Greenwashing has become a major issue across a number of industries, with some companies attempting to greenwash their Environmental, Social, and Governance (ESG) reporting.
Blockchain technology can play a significant role in the prevention of such malpractice through its various mechanisms - here’s how.
Enhanced Transparency:
Blockchain enables real-time tracking of ESG metrics, enabling stakeholders to independently verify claims and access original data sources. This reduces the reliance on company-issued reports and data spin.
Supply Chain Traceability:
Tracking products and materials through the entire supply chain allows for verification of sustainability claims. It also gives a transparent view on fair labour practices and environmental impacts.
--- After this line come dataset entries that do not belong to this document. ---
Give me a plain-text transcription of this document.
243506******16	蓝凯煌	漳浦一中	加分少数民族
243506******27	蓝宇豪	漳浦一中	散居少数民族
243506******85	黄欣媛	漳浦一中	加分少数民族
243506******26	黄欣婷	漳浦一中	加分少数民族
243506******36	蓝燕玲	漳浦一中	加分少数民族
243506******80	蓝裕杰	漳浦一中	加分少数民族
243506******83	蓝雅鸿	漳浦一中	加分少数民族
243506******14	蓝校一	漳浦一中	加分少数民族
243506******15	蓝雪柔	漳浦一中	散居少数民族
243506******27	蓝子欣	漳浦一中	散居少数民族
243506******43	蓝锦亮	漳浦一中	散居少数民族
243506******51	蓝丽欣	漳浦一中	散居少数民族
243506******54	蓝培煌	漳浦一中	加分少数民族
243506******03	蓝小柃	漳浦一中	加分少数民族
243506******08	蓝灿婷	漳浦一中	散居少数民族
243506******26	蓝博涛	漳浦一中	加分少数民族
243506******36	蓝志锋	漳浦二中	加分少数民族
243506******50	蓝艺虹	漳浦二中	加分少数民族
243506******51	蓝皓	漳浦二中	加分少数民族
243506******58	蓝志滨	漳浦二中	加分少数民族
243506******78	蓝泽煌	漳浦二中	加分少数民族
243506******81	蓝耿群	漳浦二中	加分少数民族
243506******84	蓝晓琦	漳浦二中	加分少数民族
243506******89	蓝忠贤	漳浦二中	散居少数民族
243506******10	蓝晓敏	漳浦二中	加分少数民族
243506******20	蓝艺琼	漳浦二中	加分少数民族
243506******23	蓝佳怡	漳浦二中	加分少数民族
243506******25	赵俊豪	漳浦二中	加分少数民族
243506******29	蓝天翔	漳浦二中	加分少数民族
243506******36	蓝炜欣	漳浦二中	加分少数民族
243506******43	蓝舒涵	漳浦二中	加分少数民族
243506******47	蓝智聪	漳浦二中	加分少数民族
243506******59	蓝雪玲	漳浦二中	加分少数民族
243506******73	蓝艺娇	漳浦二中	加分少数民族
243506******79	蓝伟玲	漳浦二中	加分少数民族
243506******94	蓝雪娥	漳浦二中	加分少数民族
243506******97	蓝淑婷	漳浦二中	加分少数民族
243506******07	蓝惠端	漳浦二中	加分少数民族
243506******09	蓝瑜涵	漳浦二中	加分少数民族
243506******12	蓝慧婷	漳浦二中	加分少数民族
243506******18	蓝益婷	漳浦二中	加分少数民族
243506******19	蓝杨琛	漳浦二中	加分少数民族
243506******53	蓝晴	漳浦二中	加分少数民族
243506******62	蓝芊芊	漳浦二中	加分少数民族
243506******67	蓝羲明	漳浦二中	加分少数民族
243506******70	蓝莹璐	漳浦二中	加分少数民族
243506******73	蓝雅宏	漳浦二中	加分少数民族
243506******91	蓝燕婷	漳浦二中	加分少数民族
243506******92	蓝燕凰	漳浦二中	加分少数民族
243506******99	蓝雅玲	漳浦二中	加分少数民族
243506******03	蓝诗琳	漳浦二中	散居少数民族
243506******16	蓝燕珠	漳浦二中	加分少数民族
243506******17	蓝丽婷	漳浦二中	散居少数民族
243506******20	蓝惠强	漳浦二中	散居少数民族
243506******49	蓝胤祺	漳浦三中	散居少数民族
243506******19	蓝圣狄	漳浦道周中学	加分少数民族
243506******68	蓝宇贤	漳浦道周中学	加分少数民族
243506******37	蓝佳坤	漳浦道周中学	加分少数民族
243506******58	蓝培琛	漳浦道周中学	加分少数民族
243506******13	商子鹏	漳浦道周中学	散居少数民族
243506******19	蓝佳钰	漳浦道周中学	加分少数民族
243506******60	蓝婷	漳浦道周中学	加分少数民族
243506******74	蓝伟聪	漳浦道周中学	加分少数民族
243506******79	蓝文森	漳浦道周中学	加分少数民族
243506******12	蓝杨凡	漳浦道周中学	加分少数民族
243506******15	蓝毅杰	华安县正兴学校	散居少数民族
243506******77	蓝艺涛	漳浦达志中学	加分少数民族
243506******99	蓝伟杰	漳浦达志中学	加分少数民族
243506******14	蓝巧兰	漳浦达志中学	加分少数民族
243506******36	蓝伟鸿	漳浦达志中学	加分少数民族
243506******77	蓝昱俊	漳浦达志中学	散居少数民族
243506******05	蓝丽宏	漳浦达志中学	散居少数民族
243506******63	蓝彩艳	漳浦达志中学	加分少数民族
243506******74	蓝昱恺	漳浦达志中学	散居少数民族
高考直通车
Verifiable Record Keeping:
The immutable ledger provided by Blockchain makes it extremely difficult for the alteration or manipulation of ESG data and metrics recorded on it once committed to the Blockchain.
Automated Data Collection:
Smart contracts can automate collection and reporting of ESG data. This eliminates human error or malpractice, and also provides fast and accurate reporting.
Standardization:
Blockchain can facilitate consistency of ESG metrics across industries, platforms and territories, improving comparability in ESG reporting and making selection of favorable data by companies much more difficult.
Tokenization:
Of environmental assets, like carbon credits, on Blockchain make them more easy to trade and verify, thus helping eliminate double counting of favorable data or making fraudulent claims.
The descriptions provided above are all based on publicly available information, and cannot be considered as financial advice or encouragement to invest. Sources of information used in this post include Deloitte, EY and Fujitsu. All transactions involving digital assets involve certain risks, which you should familiarize yourself with prior to any investment.